Seçim tartışmalarını daha heyecanlı bulanlara şunu söyleyebilirim. Yaşanan her gelişme, Türkiye’nin geleceğini ve bunun ayrılmaz bir parçası olan seçim sürecini çok yakından ilgilendiriyor.
Cumhuriyetinin 100. yılına giren bir ülkenin, üstelik yönü Batı’ya dönük olma hedefi ve bunun önemli bir sonucu olan NATO üyeliğiyle birlikte ele alındığında bugün nerede olduğu/olacağı sorusu kesinlikle hayati önemde.
ZOR SORULAR
Ankara-Moskova ilişkilerinde gelinen aşama, bu yakınlığın Suriye üzerinden ortaya çıkardığı müzakere ve çözüm alanları, önümüze çok daha büyük bir meseleyi getirdi.

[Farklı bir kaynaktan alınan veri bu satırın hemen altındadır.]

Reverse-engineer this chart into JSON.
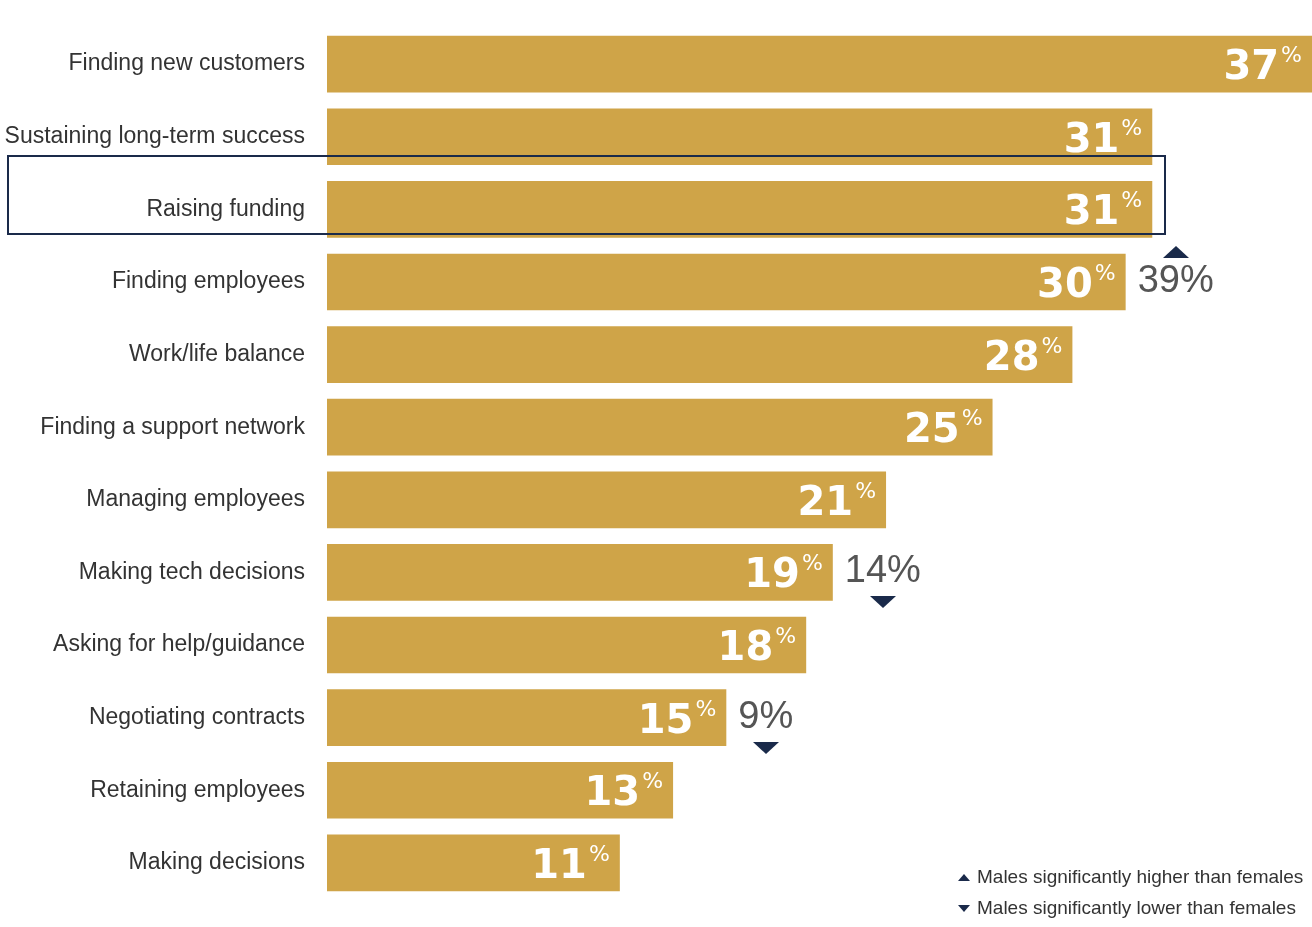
{
  "chart_data": {
    "type": "bar",
    "orientation": "horizontal",
    "color": "#cfa448",
    "categories": [
      "Finding new customers",
      "Sustaining long-term success",
      "Raising funding",
      "Finding employees",
      "Work/life balance",
      "Finding a support network",
      "Managing employees",
      "Making tech decisions",
      "Asking for help/guidance",
      "Negotiating contracts",
      "Retaining employees",
      "Making decisions"
    ],
    "values": [
      37,
      31,
      31,
      30,
      28,
      25,
      21,
      19,
      18,
      15,
      13,
      11
    ],
    "value_labels": [
      "37%",
      "31%",
      "31%",
      "30%",
      "28%",
      "25%",
      "21%",
      "19%",
      "18%",
      "15%",
      "13%",
      "11%"
    ],
    "legend": false,
    "annotations": [
      "39%",
      "14%",
      "9%",
      "Males significantly higher than females",
      "Males significantly lower than females"
    ]
  }
}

2021 itibariyle ABD/NATO tarafından netleştirilen ve dünyayı demokrasi-otokrasi ekseninde gören yaklaşımın biz kabul etsek de etmesek de ülkemizi hedef alan boyutu giderek keskinleşiyor.
Şöyle ifade edebiliriz.
Yeni dünyada Türkiye’nin yeri “otoriter” safta mı olacak? Yoksa yaşadığı sorunlara, mesela büyük müttefikinin terör örgütüne verdiğine açık desteğe rağmen “yüzü Batı’ya dönük” olmayı sürdürecek mi?
Bu dinamik bir soru. Ancak bizim açımızdan Rusya-Ukrayna savaşı sonrasında kurduğumuz denge, nerede duracağımız sorusuna “üçüncü seçenek”le cevap verebilme imkanını vermiş görünüyor.

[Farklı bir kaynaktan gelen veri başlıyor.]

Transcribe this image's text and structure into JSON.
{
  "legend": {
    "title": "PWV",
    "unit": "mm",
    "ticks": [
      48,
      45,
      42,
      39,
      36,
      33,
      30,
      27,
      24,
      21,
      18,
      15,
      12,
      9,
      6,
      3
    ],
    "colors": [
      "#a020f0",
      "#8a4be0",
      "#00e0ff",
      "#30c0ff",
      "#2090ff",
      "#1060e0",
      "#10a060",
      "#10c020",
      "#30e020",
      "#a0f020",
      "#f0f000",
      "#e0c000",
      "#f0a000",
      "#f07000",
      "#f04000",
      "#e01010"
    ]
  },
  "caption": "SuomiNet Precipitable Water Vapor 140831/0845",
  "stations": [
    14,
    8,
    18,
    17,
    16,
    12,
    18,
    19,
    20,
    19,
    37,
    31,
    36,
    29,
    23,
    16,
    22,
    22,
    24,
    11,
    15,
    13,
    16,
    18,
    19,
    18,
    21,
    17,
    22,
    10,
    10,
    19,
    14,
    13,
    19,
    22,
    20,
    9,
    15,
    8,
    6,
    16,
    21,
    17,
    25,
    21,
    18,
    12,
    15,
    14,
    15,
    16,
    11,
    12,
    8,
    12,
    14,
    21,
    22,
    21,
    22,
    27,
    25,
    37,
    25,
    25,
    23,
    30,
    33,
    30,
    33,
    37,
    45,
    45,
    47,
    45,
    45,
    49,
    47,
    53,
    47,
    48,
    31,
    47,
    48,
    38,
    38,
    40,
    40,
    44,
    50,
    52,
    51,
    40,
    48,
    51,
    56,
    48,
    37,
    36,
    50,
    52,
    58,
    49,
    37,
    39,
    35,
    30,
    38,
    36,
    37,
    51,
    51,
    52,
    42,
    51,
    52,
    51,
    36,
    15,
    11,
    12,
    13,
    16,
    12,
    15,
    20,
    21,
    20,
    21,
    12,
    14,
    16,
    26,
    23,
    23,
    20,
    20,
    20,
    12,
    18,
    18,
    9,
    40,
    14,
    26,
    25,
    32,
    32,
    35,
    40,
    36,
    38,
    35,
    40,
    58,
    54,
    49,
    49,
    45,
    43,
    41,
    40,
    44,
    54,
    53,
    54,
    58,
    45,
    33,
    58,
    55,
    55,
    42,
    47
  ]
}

Bunun değerli olduğu üzerinde çokça yazıp yorum yaptım.
Şunu eklemek gerekiyor.
Türkiye bir bölgesel güç ve bunu korumak zorunda. Bunun için de ittifaklara ihtiyacı var. Çünkü etrafında devam eden savaşın asıl aktörleri arasında (şu anda ABD ve Rusya) acımasız bir çatışma bulunuyor.
DEMOKRASİ VE ÖZGÜRLÜKLER
Tüm bunlar Türkiye’nin iç dinamiklerini doğrudan etkiliyor, daha fazla etkileyeceği bir döneme giriyoruz. Çünkü küresel ölçekteki rekabetin tarafları, ülkemizin değişim sürecini yönlendirmek ve kendi lehine çevirmek istiyor.

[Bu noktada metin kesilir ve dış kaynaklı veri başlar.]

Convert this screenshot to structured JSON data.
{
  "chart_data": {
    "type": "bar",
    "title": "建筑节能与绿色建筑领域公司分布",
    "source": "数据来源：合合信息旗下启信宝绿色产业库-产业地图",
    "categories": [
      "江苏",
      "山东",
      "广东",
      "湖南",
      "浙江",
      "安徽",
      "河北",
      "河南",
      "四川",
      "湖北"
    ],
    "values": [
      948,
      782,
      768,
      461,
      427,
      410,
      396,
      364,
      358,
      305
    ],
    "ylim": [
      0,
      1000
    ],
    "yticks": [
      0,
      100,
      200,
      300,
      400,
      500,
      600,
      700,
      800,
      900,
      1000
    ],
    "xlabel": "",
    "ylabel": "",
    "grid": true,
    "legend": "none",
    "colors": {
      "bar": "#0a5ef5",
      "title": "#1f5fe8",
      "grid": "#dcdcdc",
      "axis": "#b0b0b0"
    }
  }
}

Seçime giderken yaşanan hadiselerin, sadece kendi iç dinamiklerimiz üzerinden ortaya çıkmadığını, bunların çok boyutlu etkileşim ve hesaplaşmalarla birlikte değerlendirilmesi gerektiğini düşünüyorum.
“Yine mi dış güçler” diyenler dahil herkes bu durumun farkında. Ancak daha önemlisi siyasetin, iktidardan muhalefete kadar tüm cepheleriyle olup biteni doğru okuması.
Aktif bir okumadan söz ediyorum elbette. Demokrasimizin daha güçlü kılınması, her düzeyde hak ve özgürlüklerle ilgili hassasiyet gösterilmesi, adalet mekanizmasının hayatın her alanında etkin ve hızlı işlemesi böyle bir doğru okumanın olmazsa olmazı.